Many peoples in other nations have had to learn to cope with terrorism, often under severe circumstances. Where people do learn to live with it, there are a number of simple principles that allow ordinary people to fight terrorism… and to make a significant contribution to defeating it. The rules are clear:

  1. Never, ever, show your fear — and certainly not to the news cameras. Seeing your fear is a reward to a terrorist, it feeds his sense of power and it encourages those who contemplate the same course.
  2. Try to live normally. Don’t change your daily life any more than you have to. This is not the time to cancel travel plans if you don’t need to, and be prepared to accept the small changes and delays imposed by routine security arrangements. Behaving normally is the best revenge that most of us can manage.
  3. Show grief when it is time to grieve, but remember that the terrorist may also be savoring your emotions. Harness your grief to resolve and determination — he or she will find this less sweet.
  4. Restrain your rage, most especially to those from the same cultural background as the terrorist. In fact, the terrorist will often hope that the victim’s rage will polarize his society and force people to extremes. The lowbrows who feel they are ‘avenging’ the World Trade Centre bombing by harassing Muslims (or Sikhs or Hindus — a most revealing characteristic) are doing the political work of the terrorist.

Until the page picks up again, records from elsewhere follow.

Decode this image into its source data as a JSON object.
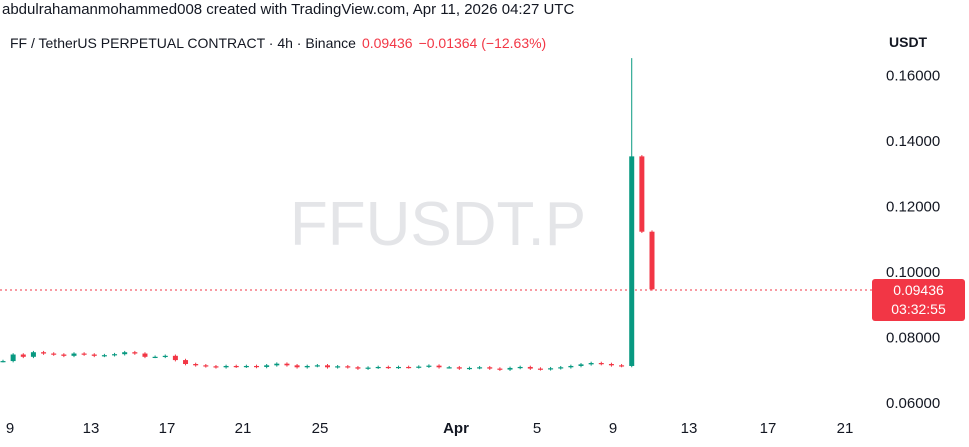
{
  "credit": "abdulrahamanmohammed008 created with TradingView.com, Apr 11, 2026 04:27 UTC",
  "legend": {
    "symbol": "FF / TetherUS PERPETUAL CONTRACT · 4h · Binance",
    "last": "0.09436",
    "change": "−0.01364 (−12.63%)"
  },
  "watermark": "FFUSDT.P",
  "axis_unit": "USDT",
  "price_badge": {
    "price": "0.09436",
    "countdown": "03:32:55"
  },
  "colors": {
    "up": "#089981",
    "down": "#f23645",
    "grid": "#f0f3fa",
    "text": "#131722"
  },
  "chart_data": {
    "type": "line",
    "series": [
      {
        "values": [
          0.0725,
          0.0745,
          0.0738,
          0.0752,
          0.0748,
          0.0745,
          0.0741,
          0.0748,
          0.0745,
          0.0741,
          0.0743,
          0.0746,
          0.0752,
          0.0748,
          0.0738,
          0.0738,
          0.0741,
          0.0728,
          0.0716,
          0.0712,
          0.0709,
          0.0706,
          0.071,
          0.0708,
          0.071,
          0.0707,
          0.0712,
          0.0717,
          0.0712,
          0.0706,
          0.071,
          0.0712,
          0.0706,
          0.0709,
          0.0706,
          0.0702,
          0.0705,
          0.0707,
          0.0705,
          0.0707,
          0.0706,
          0.0708,
          0.0711,
          0.0706,
          0.0706,
          0.0702,
          0.0704,
          0.0706,
          0.0702,
          0.0699,
          0.0704,
          0.0707,
          0.0702,
          0.07,
          0.0703,
          0.0706,
          0.071,
          0.0715,
          0.0719,
          0.0716,
          0.0712,
          0.071,
          0.135,
          0.112,
          0.0944
        ]
      }
    ],
    "x_tick_labels": [
      "9",
      "13",
      "17",
      "21",
      "25",
      "Apr",
      "5",
      "9",
      "13",
      "17",
      "21"
    ],
    "y_tick_labels": [
      "0.16000",
      "0.14000",
      "0.12000",
      "0.10000",
      "0.08000",
      "0.06000"
    ],
    "ylim": [
      0.06,
      0.164
    ],
    "last_price": 0.09436,
    "price_line_color": "#f23645",
    "grid": false
  }
}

  5. Do not dwell on the ‘reasons’ for the attack — fundamentally, there aren’t any. Moreover, opening discussion of whatever excuse the terrorist used to justify his behaviour only feeds his sense of self-importance. For example, stating that the United States has to accept that its overseas conduct and policies are the reasons behind the attack is an agreement with the “fore-brain” excuses of the terrorist and feeds his sense of self-worth. Blaming the attack on the limited socialization of terrorists generally is both more accurate and less rewarding to the architects of the attack (A clinical dissection of Osama bin Laden’s personality on CNN would be quite educational).
  6. Remember, always, that terrorists lie. A century ago, Lenin argued that the revolutionary must ignore “lesser” truths to advance his “greater” one. The resulting practice of constant deception has become second nature with most insurgents — who learn to lie to the wider society and to themselves so thoroughly that many of them cannot remember what the truth is. It takes years of self-conditioning to come to the point where the terrorist believes that vaporizing women and children is a valiant act.
  7. Retain a sense of perspective. No security arrangements are perfect; everything cannot be guarded all the time and nobody is always vigilant. There is always going to be some threat, but trading fundamental freedoms away for an illusion of security is a profound error.
  8. Be alert, but please don’t be paranoid. The development of a proportional sense of security awareness is a difficult undertaking for most people, but the simplest maxim is to rely on observation and repress your imagination. For example, every abandoned suitcase or parcel is obviously not a bomb waiting to go off, but you would do well to report in a potential bomb when you see someone deliberately leave an attaché case on a subway platform.
  9. Remember that terrorists usually have sympathizers — who are often skilled political activists with agendas. Communications of the “I-deplore-the-attack-but-understand-why-they-did-it” variety frequently come from such sympathizers. Weigh their statements accordingly and don’t attach much value to them.
  10. Finally, know that most of us are far better human beings than any terrorist. We matured while they always remained angry self-centred children; we developed our senses of empathy and compassion while they nursed their rage; and we have never convinced ourselves that inflicting death and destruction on the innocent is a heroic act. We all know better than that.